Jeśli uwzględnić nawiedzające nas coraz częściej anomalie pogodowe, takie jak np. brak zimy w zimie, to książka ta jest jak najbardziej na czasie. Nie zaskakuje nas więc w ogóle to, że jej bohaterowie właśnie na zimę czekają. Nikt nie oczekuje jej jednak z radością. Przecież kojarzy się głównie z chłodem, odśnieżaniem i niemiłosiernie gryzącymi rajstopami. Może i główna bohaterka historyjki, Mała, podzielałaby niechęć otoczenia do najzimniejszej pory roku, gdyby nie odkryła cudownych, czerwonych śniegowców. Dzięki nim dziewczynka, na przekór wszystkim, zapragnęła, by zima przyszła. Ta jednak znów zrobiła wszystkim psikusa i postanowiła się nie pojawiać. Z pomocą dziecięcym pragnieniom przychodzi na szczęście wyobraźnia. Przecież nawet w domu można urządzić suchą śnieżycę i bitwę na śnieżki, bez śniegu. Jak się okazuje najprostsze rozwiązania są, jak zwykle, najlepsze.
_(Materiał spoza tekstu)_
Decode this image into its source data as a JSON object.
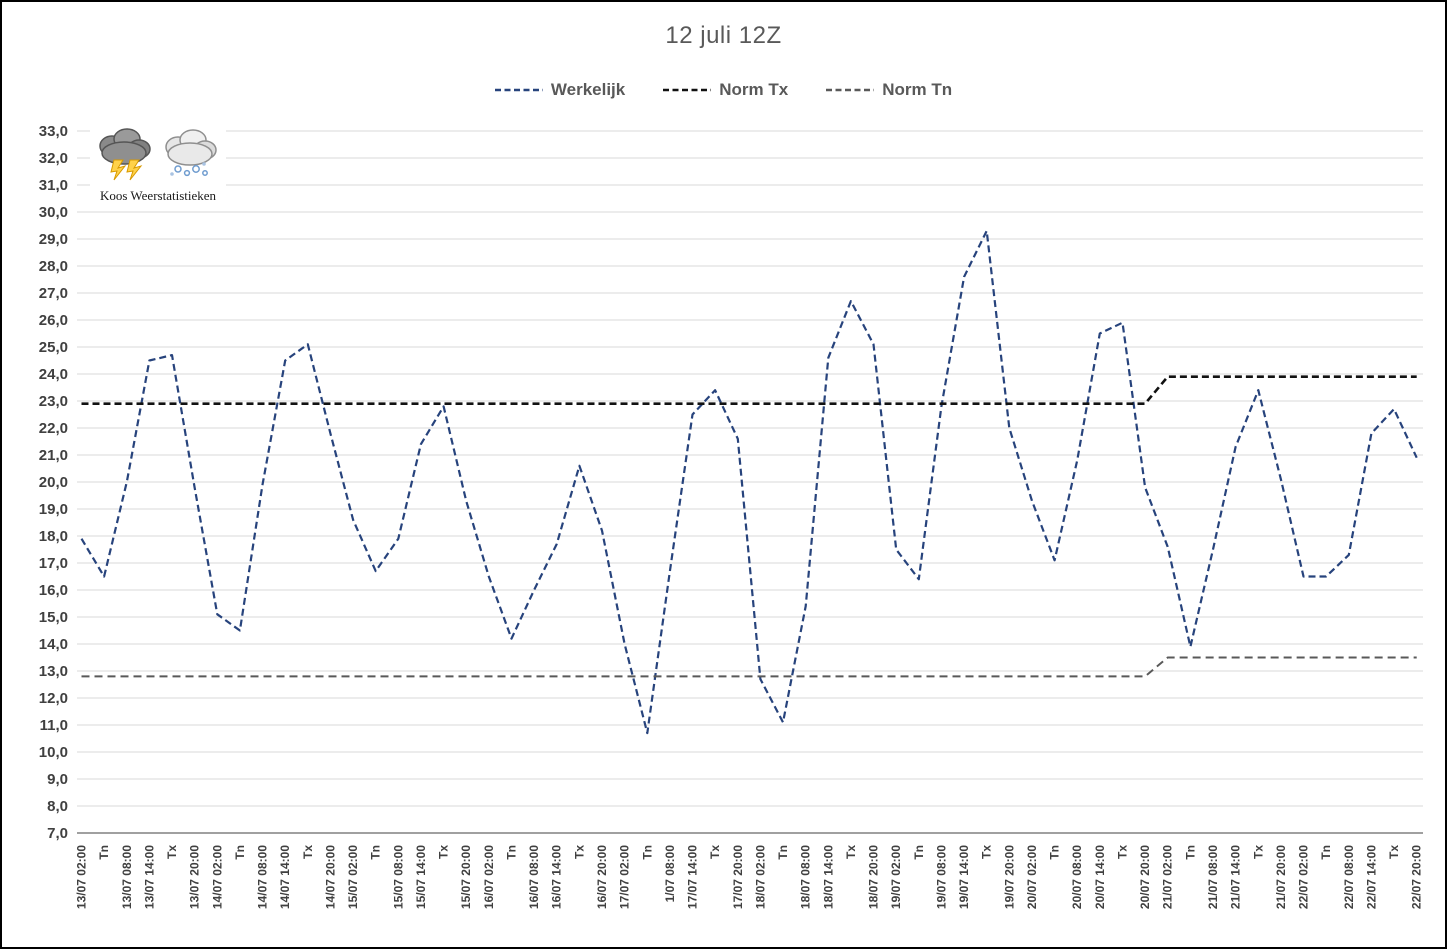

Niestety poza domowymi harcami, nie trafia się inna okazja, by można było ubrać czerwone śniegowce. Po zimie, której nie było, przychodzi wiosna, lato i jesień. Następnej pory roku, jak się zapewne domyślacie, wyczekuje się znów w napięciu. A gdy ta, kapryśna, wreszcie nadchodzi, wszyscy witają ją z radością. I nikt nie narzeka! Nawet dorośli, o dziwo, bawią się w najlepsze. Okazuje się, że zimę tak naprawdę wszyscy lubią. Mała, czujna obserwatorka, zauważa słusznie, że dorośli jedno mówią, drugie robią. „Dziwni są” jednym słowem.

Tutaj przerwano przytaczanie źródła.